USA:
The schooner yacht
America- racing yacht, Confederate blockade runner, and Union warship.
America gained her fame in 1851, joining the Royal Yacht Squadron in a race against 14 British ships in a 53-mile race around the Isle of Wight. She beat her closest competition by 22 minutes, and the third by an hour. Watching from her royal yacht, Queen Victoria supposedly asked which ship was second, and received the famous reply- "Your majesty, there is no second."
America was handed down through a number of owners, and ended up renamed as the Memphis serving as a blockade runner for the Confederacy. After the fall of Jacksonville, however, she was scuttled by retreating Confederate forces. Despite this, she was refloated by the Union, refitted with bronze cannons (1 12-pounder in the bow, 2 24-pounders amidships) and sent to join the blockade of Charleston.
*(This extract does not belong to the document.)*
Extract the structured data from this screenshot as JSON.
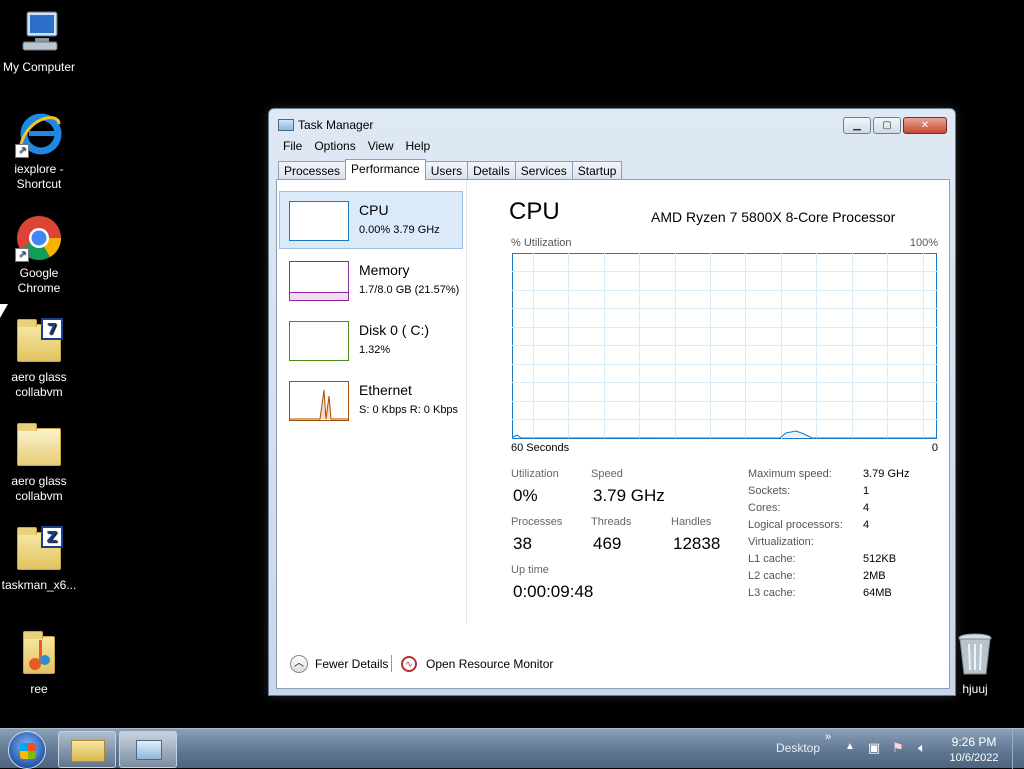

She served as a training ship with the Naval Academy until 1873 until she was sold out of service in 1873, went through several more owners, and was eventually donated back to the Naval Academy in 1921 where she received the hull number IX-41.
Despite the best efforts of the likes of President Roosevelt and Admiral Halsey to restore her, America rotted for years, and was eventually moved to a shed for preliminary repairs, though no full refit was ever authorised and was believed to be too costly. The shed collapsed in 1942, and the shed and the ship were scrapped and burned in 1945.